The campaign for the 2020 edition of the Junior Classics continues to go from strength to strength. To explain why it is important, consider the following preface from Volume 4 of the 1918 edition, “Heroes and Heroines of Chivalry”, which was excised from the 1958 edition for reasons that will be obvious to anyone who is conversant with the concept of social justice convergence and the long-running cultural war against Christianity and the West. And it probably will not surprise you to know that all three of the stories referenced in this preface were also removed from the 1958 edition.
The preface and all four stories will, of course, appear in the 2020 edition.
The word chivalry is taken from the French cheval, a horse. A knight was a young man, the son of a good family, who was allowed to wear arms. In the story “How the Child of the Sea was made Knight,” we are told how a boy of twelve became a page to the queen, and in the opening pages of the story “The Adventures of Sir Gareth,” we get a glimpse of a young man growing up at the court of King Arthur. It was not an easy life, that of a boy who wished to become a knight, but it made a man of him. He was taken at an early age, sometimes when only seven years old, to the castle of the king or knight he was to serve. He first became a page or valet, and, under the instruction of a governor, was taught to carve and wait on the table, to hunt and fish, and was drilled in wrestling and riding on horseback. Most pages were taught to dance, and if a boy had talent he was taught to play the harp so he could accompany his voice when singing to the ladies.

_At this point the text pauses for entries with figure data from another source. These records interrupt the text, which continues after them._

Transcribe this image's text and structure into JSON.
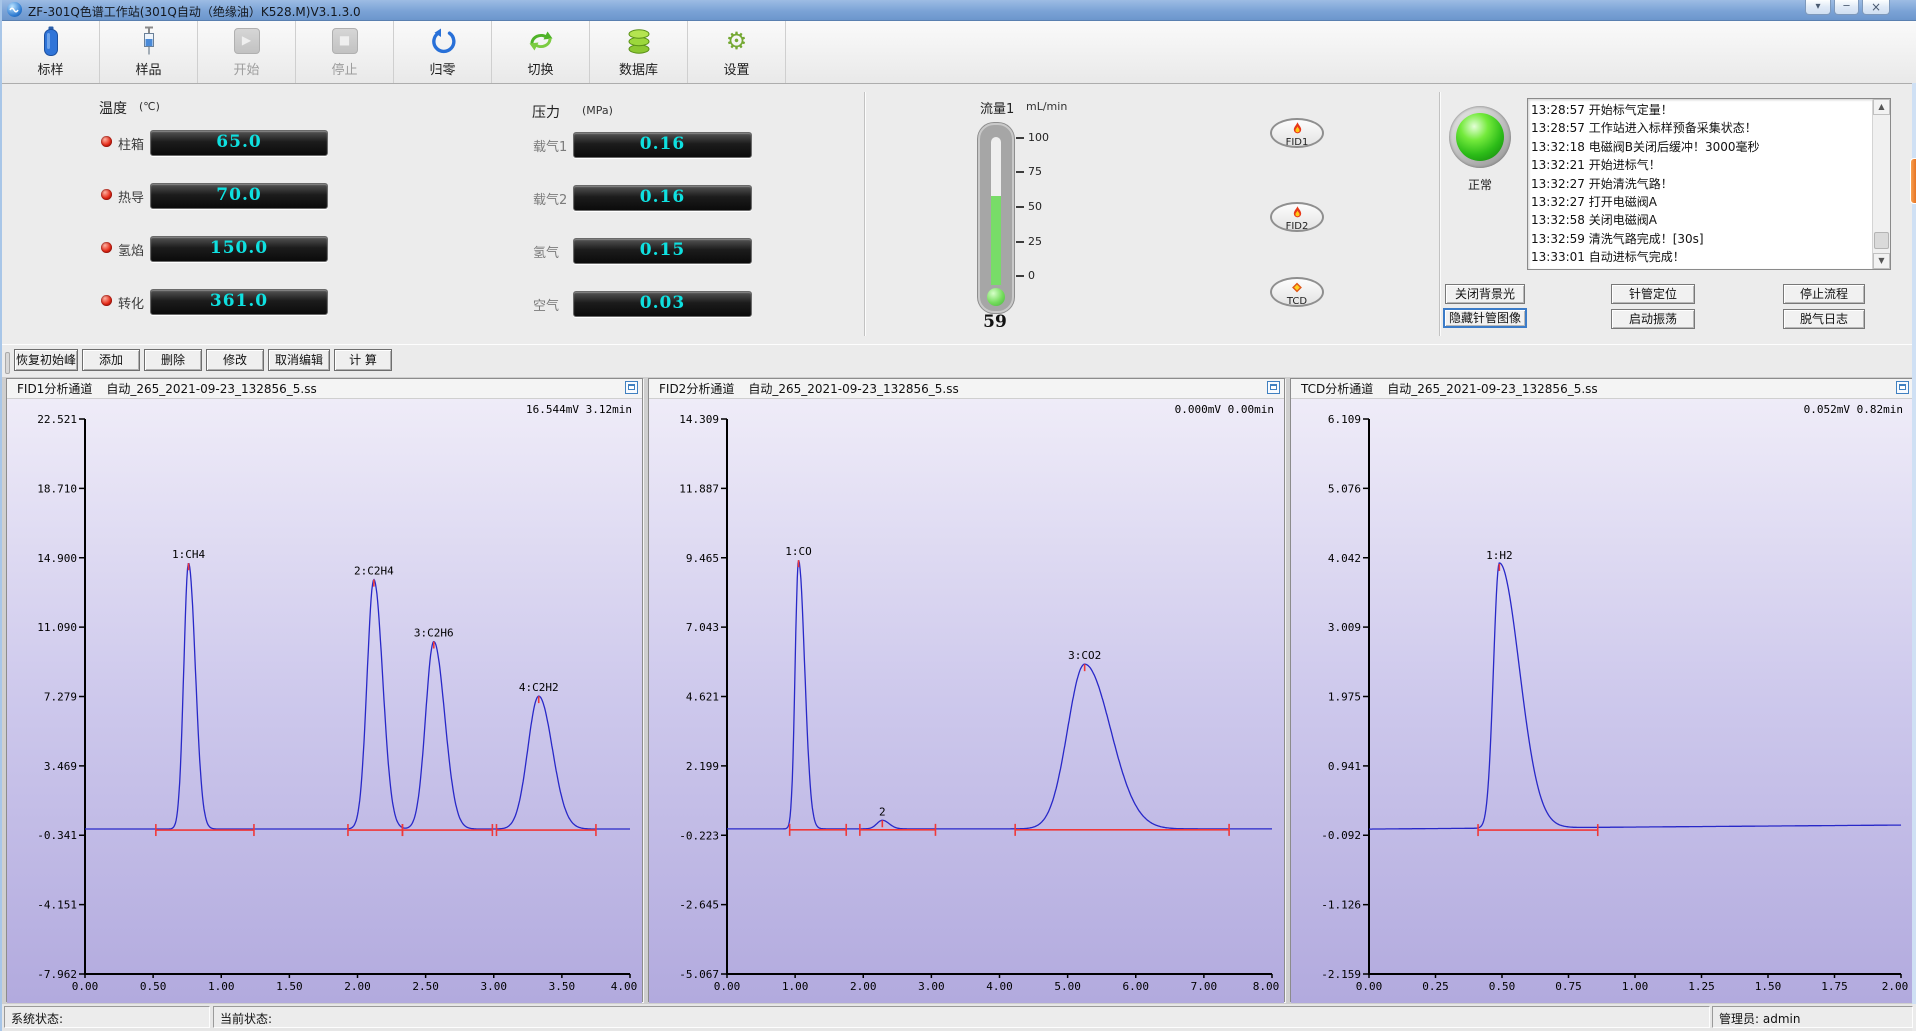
{
  "window": {
    "title": "ZF-301Q色谱工作站(301Q自动（绝缘油）K528.M)V3.1.3.0",
    "controls": {
      "menu": "▾",
      "minimize": "─",
      "close": "×"
    }
  },
  "toolbar": {
    "buttons": [
      {
        "label": "标样",
        "icon": "gas-cylinder",
        "enabled": true
      },
      {
        "label": "样品",
        "icon": "syringe",
        "enabled": true
      },
      {
        "label": "开始",
        "icon": "play",
        "enabled": false
      },
      {
        "label": "停止",
        "icon": "stop",
        "enabled": false
      },
      {
        "label": "归零",
        "icon": "zero-circular-arrow",
        "enabled": true
      },
      {
        "label": "切换",
        "icon": "switch-arrows",
        "enabled": true
      },
      {
        "label": "数据库",
        "icon": "database",
        "enabled": true
      },
      {
        "label": "设置",
        "icon": "gear",
        "enabled": true
      }
    ],
    "gear_glyph": "⚙",
    "play_glyph": "▶",
    "stop_glyph": "■"
  },
  "temperature": {
    "title": "温度",
    "unit": "(℃)",
    "rows": [
      {
        "label": "柱箱",
        "value": "65.0"
      },
      {
        "label": "热导",
        "value": "70.0"
      },
      {
        "label": "氢焰",
        "value": "150.0"
      },
      {
        "label": "转化",
        "value": "361.0"
      }
    ]
  },
  "pressure": {
    "title": "压力",
    "unit": "(MPa)",
    "rows": [
      {
        "label": "载气1",
        "value": "0.16"
      },
      {
        "label": "载气2",
        "value": "0.16"
      },
      {
        "label": "氢气",
        "value": "0.15"
      },
      {
        "label": "空气",
        "value": "0.03"
      }
    ]
  },
  "flow": {
    "title": "流量1",
    "unit": "mL/min",
    "value": "59",
    "value_percent": 59,
    "ticks": [
      "100",
      "75",
      "50",
      "25",
      "0"
    ]
  },
  "detectors": [
    {
      "label": "FID1",
      "icon": "flame"
    },
    {
      "label": "FID2",
      "icon": "flame"
    },
    {
      "label": "TCD",
      "icon": "diamond"
    }
  ],
  "status_panel": {
    "state_label": "正常",
    "log_lines": [
      "13:28:57 开始标气定量！",
      "13:28:57 工作站进入标样预备采集状态！",
      "13:32:18 电磁阀B关闭后缓冲！3000毫秒",
      "13:32:21 开始进标气！",
      "13:32:27 开始清洗气路！",
      "13:32:27 打开电磁阀A",
      "13:32:58 关闭电磁阀A",
      "13:32:59 清洗气路完成！[30s]",
      "13:33:01 自动进标气完成！"
    ]
  },
  "action_buttons": {
    "row1": [
      "关闭背景光",
      "针管定位",
      "停止流程"
    ],
    "row2": [
      "隐藏针管图像",
      "启动振荡",
      "脱气日志"
    ],
    "focused": "隐藏针管图像"
  },
  "edit_toolbar": {
    "buttons": [
      "恢复初始峰",
      "添加",
      "删除",
      "修改",
      "取消编辑",
      "计 算"
    ]
  },
  "status_bar": {
    "system_label": "系统状态:",
    "current_label": "当前状态:",
    "admin_label": "管理员: admin"
  },
  "colors": {
    "accent_blue": "#3c7cc8",
    "lcd_text": "#0fe0e0",
    "curve_blue": "#2828c8",
    "integration_red": "#f03838",
    "chart_bg_top": "#efecf8",
    "chart_bg_bottom": "#b2aade",
    "led_red": "#e62b18",
    "led_green": "#2cbc18",
    "gauge_fill": "#78dc68"
  },
  "chart_data": [
    {
      "type": "line",
      "detector": "FID1",
      "title": "FID1分析通道",
      "file": "自动_265_2021-09-23_132856_5.ss",
      "cursor_reading": "16.544mV 3.12min",
      "xlim": [
        0,
        4
      ],
      "xtick_step": 0.5,
      "yticks": [
        22.521,
        18.71,
        14.9,
        11.09,
        7.279,
        3.469,
        -0.341,
        -4.151,
        -7.962
      ],
      "baseline_mv": 0,
      "drift_mv": 0,
      "peaks": [
        {
          "label": "1:CH4",
          "rt_min": 0.76,
          "height_mv": 14.6,
          "sigma_l": 0.035,
          "sigma_r": 0.05
        },
        {
          "label": "2:C2H4",
          "rt_min": 2.12,
          "height_mv": 13.7,
          "sigma_l": 0.05,
          "sigma_r": 0.065
        },
        {
          "label": "3:C2H6",
          "rt_min": 2.56,
          "height_mv": 10.3,
          "sigma_l": 0.06,
          "sigma_r": 0.08
        },
        {
          "label": "4:C2H2",
          "rt_min": 3.33,
          "height_mv": 7.3,
          "sigma_l": 0.08,
          "sigma_r": 0.1
        }
      ],
      "integration_marks_min": [
        [
          0.52,
          1.24
        ],
        [
          1.93,
          2.33
        ],
        [
          2.33,
          2.99
        ],
        [
          3.02,
          3.75
        ]
      ]
    },
    {
      "type": "line",
      "detector": "FID2",
      "title": "FID2分析通道",
      "file": "自动_265_2021-09-23_132856_5.ss",
      "cursor_reading": "0.000mV 0.00min",
      "xlim": [
        0,
        8
      ],
      "xtick_step": 1,
      "yticks": [
        14.309,
        11.887,
        9.465,
        7.043,
        4.621,
        2.199,
        -0.223,
        -2.645,
        -5.067
      ],
      "baseline_mv": 0,
      "drift_mv": 0,
      "peaks": [
        {
          "label": "1:CO",
          "rt_min": 1.05,
          "height_mv": 9.38,
          "sigma_l": 0.05,
          "sigma_r": 0.09
        },
        {
          "label": "2",
          "rt_min": 2.28,
          "height_mv": 0.3,
          "sigma_l": 0.08,
          "sigma_r": 0.1
        },
        {
          "label": "3:CO2",
          "rt_min": 5.25,
          "height_mv": 5.75,
          "sigma_l": 0.25,
          "sigma_r": 0.38
        }
      ],
      "integration_marks_min": [
        [
          0.92,
          1.75
        ],
        [
          1.95,
          3.06
        ],
        [
          4.23,
          7.37
        ]
      ]
    },
    {
      "type": "line",
      "detector": "TCD",
      "title": "TCD分析通道",
      "file": "自动_265_2021-09-23_132856_5.ss",
      "cursor_reading": "0.052mV 0.82min",
      "xlim": [
        0,
        2
      ],
      "xtick_step": 0.25,
      "yticks": [
        6.109,
        5.076,
        4.042,
        3.009,
        1.975,
        0.941,
        -0.092,
        -1.126,
        -2.159
      ],
      "baseline_mv": 0,
      "drift_mv": 0.06,
      "peaks": [
        {
          "label": "1:H2",
          "rt_min": 0.49,
          "height_mv": 3.95,
          "sigma_l": 0.022,
          "sigma_r": 0.075
        }
      ],
      "integration_marks_min": [
        [
          0.41,
          0.86
        ]
      ]
    }
  ]
}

By the time a boy was fourteen he was ready to become an esquire. He was then taught to get on and off a horse with his heavy armor on, to wield the battle axe, and practise tilting with a spear. His service to the ladies had now reached the point where he picked out a lady to serve loyally. His endeavor was to please her in all things, in order that he might be known as her knight, and wear her glove or scarf as a badge or favor when he entered the lists of a joust or tournament.
To become a knight was almost as solemn an affair as it was to become a priest. Before the day of the ceremony he fasted, spent the night in prayer, confessed his sins, and received the Holy Sacrament. When morning came he went, clothed in white, to the church or hall, with a knight’s sword suspended from his neck. This the priest blessed and returned to him. Upon receiving back the sword he went and knelt before the presiding knight and took the oath of knighthood. The friends who accompanied him now came forward and handed him the spurs, the coat of mail, the armlet and gauntlet, and having put these on he girded on his sword. The presiding knight now bade him kneel, and, touching him three times on the shoulder with the flat of his sword, he pronounced the words that received him into the company of worthy knights: “In the name of God, of St. Michael, and St. George, I make thee a knight; be valiant, courteous, and loyal!” After this he received his helmet, his shield, and his spear, and the ceremony was completed.
The knight’s real work, and greatest joy, was fighting for some one who needed his help. Tournaments and jousts gave them chances to show off their skill in public. We must remember that there were no big open-air theatres in those days, such as the Greeks had, no public races or trials of strength such as the Greeks held in the stadiums, nor were there chariot races or fighting gladiators such as the Romans had at an earlier day. Tournaments or jousts were the big public entertainments, and you will find a famous description of one by Sir Walter Scott in Ivanhoe, in the volume “Stories that Never Grow Old,” the tournament of Ashby-de-la-Zouche. In it you will find a clear description of how the field of contest was laid out, of the magnificent pavilions decorated with flags, and the galleries spread with carpets and tapestries for the ladies.
The same qualities that made a manful fighter then, make one now: to speak the truth, to perform a promise to the utmost, to reverence all women, to be constant in love, to despise luxury, to be simple and modest and gentle in heart, to help the weak and take no unfair advantage of an inferior. This was the ideal of the age, and chivalry is the word that expresses that ideal. In all our reading we shall perhaps find no more glowing example of it as something real, than in the speech of Sir Jean de Vienne, governor of the besieged town of Calais who, when called upon by King Edward III of England to surrender unconditionally, replied:—
“We are but a small number of knights and squires, who have loyally served our lord and master as you would have done, and have suffered much ill and disquiet, but we will endure far more than any man has done in such a post, before we consent that the smallest boy in the town shall fare worse than ourselves.”
And this story you can find in the volume “Tales of Courage and Heroism,” entitled “The Noble Burghers of Calais.”